Outre cette histoire plutôt macabre, Lycaon est également connu pour avoir été le père de nombreux fils, qui ont fondé les villages et les villes d’Arcadie et leur ont donné leur nom. Ainsi, d’une certaine manière, Lycaon peut être considéré comme un héros fondateur, malgré le crime odieux qu’il a commis.

Les liens familiaux de Lycaon

Selon la mythologie grecque, Lycaon était le fils de Pelasgos, qui est généralement considéré comme l’ancêtre des Pélasgiens, les premiers habitants de la Grèce. Selon une version du mythe, la mère de Lycaon était Meliboea, tandis qu’une autre prétend que sa mère était Cyllene. Les deux personnages seraient des nymphes (Mélibée étant un Océanide, ou fille d’Océanus, et Cyllène une Oread, ou nymphe de montagne) qui auraient habité le mont Cyllène, une montagne du Péloponnèse. Il a été suggéré que Mélibée et Cyllène pourraient en fait être le même personnage. Une troisième version du mythe suggère que la mère de Lycaon était Deianeira, dont le père, soit dit en passant, s’appelait également Lycaon.

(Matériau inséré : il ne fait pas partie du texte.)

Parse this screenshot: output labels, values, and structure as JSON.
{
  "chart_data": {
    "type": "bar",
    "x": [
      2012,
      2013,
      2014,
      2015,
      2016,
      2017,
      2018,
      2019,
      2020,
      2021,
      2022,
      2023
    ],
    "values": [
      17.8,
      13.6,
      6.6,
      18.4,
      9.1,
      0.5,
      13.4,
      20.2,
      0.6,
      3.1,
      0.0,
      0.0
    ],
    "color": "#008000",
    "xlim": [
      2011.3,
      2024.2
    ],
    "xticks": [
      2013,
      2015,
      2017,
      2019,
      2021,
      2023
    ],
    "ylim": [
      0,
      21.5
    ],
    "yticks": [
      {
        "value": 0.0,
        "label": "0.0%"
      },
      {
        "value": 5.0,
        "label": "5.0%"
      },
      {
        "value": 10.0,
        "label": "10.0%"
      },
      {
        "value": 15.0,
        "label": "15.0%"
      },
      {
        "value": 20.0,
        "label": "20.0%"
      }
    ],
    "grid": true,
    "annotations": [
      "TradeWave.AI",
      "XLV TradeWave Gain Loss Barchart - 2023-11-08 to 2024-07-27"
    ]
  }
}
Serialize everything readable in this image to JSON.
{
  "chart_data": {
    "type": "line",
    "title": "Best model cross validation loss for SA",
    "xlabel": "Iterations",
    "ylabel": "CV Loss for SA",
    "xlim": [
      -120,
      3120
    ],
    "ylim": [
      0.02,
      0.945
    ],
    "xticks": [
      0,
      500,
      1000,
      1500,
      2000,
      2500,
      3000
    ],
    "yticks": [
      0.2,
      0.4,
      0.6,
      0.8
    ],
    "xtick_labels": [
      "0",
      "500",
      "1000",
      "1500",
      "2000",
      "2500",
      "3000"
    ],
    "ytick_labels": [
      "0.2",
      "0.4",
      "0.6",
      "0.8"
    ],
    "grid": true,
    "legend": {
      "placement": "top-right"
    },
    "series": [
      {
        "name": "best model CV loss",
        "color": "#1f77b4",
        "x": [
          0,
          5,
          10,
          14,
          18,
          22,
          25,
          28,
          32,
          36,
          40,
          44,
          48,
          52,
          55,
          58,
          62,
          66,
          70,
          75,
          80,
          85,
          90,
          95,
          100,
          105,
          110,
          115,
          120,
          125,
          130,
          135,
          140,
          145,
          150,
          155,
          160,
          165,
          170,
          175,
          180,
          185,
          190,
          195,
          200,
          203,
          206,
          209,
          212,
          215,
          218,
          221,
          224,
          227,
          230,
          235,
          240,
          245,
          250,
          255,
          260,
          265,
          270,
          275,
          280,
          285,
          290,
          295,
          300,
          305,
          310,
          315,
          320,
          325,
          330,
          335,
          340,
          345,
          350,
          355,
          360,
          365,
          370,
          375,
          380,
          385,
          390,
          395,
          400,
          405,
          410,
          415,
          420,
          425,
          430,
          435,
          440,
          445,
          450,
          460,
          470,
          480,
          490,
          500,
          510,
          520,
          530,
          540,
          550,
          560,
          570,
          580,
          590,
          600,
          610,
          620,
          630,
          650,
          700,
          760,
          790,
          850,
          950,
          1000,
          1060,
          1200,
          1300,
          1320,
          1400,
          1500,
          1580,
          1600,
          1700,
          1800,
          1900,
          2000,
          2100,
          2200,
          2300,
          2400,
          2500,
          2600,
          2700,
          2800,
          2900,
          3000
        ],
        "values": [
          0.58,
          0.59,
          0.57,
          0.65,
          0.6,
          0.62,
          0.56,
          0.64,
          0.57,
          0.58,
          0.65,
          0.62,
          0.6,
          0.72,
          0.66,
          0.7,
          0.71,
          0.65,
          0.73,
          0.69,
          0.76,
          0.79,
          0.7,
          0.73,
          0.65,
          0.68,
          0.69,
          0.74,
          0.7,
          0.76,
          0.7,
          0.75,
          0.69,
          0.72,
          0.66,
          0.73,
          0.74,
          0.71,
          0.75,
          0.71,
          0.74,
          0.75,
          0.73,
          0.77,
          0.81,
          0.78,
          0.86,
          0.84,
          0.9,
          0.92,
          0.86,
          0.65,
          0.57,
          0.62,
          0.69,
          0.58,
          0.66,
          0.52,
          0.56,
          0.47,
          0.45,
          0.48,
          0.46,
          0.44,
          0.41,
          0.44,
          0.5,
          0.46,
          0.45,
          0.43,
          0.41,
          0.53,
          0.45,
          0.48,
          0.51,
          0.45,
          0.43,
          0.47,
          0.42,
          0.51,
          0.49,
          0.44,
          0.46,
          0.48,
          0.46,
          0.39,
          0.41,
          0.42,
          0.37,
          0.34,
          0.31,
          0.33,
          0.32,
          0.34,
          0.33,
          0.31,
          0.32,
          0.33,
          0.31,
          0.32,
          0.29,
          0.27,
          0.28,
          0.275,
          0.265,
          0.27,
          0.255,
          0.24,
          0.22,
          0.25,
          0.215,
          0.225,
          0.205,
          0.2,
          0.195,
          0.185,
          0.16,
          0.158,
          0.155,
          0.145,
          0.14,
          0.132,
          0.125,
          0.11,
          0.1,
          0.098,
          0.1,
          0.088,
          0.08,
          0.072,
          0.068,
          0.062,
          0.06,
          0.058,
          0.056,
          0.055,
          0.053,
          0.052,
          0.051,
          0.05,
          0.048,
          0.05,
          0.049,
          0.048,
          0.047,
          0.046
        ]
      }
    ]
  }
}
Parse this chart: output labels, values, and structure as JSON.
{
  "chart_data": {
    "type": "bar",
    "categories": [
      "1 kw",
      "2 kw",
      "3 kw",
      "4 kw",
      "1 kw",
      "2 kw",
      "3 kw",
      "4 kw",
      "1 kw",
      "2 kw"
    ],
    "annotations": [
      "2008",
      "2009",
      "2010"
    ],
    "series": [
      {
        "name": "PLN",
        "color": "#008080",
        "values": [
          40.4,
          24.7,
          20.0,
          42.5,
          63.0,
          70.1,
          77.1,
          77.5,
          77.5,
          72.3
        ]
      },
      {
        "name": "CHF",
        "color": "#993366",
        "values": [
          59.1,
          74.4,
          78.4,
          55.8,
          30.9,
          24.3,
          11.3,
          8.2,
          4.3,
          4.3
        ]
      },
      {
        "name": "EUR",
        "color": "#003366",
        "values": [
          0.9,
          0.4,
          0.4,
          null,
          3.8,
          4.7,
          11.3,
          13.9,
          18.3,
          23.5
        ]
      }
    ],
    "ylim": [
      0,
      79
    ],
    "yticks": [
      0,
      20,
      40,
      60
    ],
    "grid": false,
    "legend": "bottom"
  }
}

On dit que Lycaon a eu de nombreuses épouses et, par leur intermédiaire, a produit un certain nombre de descendants. En général, Lycaon aurait engendré jusqu’à 50 fils. Néanmoins, les différentes sources diffèrent quant à leur nombre, ainsi qu’à leurs noms.

À l’époque de Lycaon, la région de l’Arcadie était connue sous le nom de Pelasgia, en l’honneur de son fondateur, Pelasgos. La région n’a été rebaptisée que plus tard Arcadia, en l’honneur d’Arcas, qui était un petit-fils de Lycaon. Arcas était le fils de Callisto, une fille de Lycaon.

Dans les mythes grecs, Callisto était un compagnon de chasse de la déesse Artémis et jurait de préserver sa virginité. Ce vœu a finalement été rompu et Callisto a donné naissance à Arcas. Le mythe se termine par la transformation de Callisto en ours, chassé et placé dans le ciel sous la forme de la constellation Ursa Major. Il existe cependant plusieurs versions du mythe.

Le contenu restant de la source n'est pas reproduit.